Loading article...

SoloTagger: Local JoyCaption Beta One GGUF Setup on Windows via LM Studio

  SoloTagger is an LLM-based image captioning tool.  

Over the past couple of days I’ve been testing some of the smaller Qwen3.5 models on my laptop, including the 2B, 4B, and 9B versions. I wanted to see whether these mini models could be useful for my workflow.

Initially, I planned to use them to tag datasets for LoRA training. After many attempts they technically worked, but the results were not very satisfying.

When it comes to image tagging, JoyCaption naturally comes to mind. So I casually made this simple little tool, let's call it: SoloTagger .

Running JoyCaption locally on a laptop isn’t super fast, but it’s still acceptable. For my tagging needs, the speed is good enough.

First, SoloTagger is just a simple Python script with two basic functions:

1. Send images and tagging instructions to JoyCaption.

2. Receive the output from JoyCaption and save it into a TXT file.

SoloTagger itself does not run the model. It relies on a third-party LLM runtime, such as LM Studio, Ollama, or other model runners. You can think of these tools as a “player” for large language models.
In this guide, I use LM Studio as the example because it has a graphical interface, works well on Windows, and is easy for regular users to get started with.

Also, I always try to keep things simple. So SoloTagger does not include unnecessary third-party libraries just for convenience. It has zero external dependencies. As long as you have Python installed, you can run it.

There are many ways and tools to tag images, and JoyCaption itself can be used in different ways.
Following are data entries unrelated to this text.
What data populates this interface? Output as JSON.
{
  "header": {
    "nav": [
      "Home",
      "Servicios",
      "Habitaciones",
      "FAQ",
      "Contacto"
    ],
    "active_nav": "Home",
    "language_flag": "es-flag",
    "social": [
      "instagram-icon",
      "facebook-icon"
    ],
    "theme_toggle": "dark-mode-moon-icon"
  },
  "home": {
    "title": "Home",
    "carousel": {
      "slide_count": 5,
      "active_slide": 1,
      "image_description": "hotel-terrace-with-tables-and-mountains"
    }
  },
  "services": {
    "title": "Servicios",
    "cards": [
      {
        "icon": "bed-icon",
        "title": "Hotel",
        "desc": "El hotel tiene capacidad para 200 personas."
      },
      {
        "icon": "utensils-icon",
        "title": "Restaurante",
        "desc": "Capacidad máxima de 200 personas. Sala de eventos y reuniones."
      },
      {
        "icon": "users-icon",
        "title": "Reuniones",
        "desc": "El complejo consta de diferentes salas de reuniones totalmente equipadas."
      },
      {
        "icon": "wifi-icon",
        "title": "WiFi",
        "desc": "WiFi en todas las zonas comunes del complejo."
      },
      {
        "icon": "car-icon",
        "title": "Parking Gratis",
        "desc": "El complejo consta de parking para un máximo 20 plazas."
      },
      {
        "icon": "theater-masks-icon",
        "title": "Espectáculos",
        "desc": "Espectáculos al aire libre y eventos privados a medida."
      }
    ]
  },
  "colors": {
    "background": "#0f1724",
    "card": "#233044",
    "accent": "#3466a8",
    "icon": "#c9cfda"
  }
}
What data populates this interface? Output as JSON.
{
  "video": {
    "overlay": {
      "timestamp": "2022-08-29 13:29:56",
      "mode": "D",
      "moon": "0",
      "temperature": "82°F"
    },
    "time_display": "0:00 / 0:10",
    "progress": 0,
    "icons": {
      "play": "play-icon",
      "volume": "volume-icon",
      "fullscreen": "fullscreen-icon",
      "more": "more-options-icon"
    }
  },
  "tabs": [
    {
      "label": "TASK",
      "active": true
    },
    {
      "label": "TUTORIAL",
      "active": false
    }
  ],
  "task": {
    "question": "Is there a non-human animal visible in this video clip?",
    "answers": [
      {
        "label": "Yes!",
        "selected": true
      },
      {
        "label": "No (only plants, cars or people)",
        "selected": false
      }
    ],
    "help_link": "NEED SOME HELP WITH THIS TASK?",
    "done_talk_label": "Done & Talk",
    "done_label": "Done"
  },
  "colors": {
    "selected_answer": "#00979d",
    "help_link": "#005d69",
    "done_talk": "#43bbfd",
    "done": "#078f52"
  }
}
SoloTagger was just a quick idea I had and threw together as a small, simple tool.
If you want to run JoyCaption locally, you can use this method as a reference, or just download and use SoloTagger directly.

I know that releasing a tagging tool now is quite outdated, not to mention how simple this tool is. However, this post serves as a record of my own daily use and can also act as an introductory guide for beginners.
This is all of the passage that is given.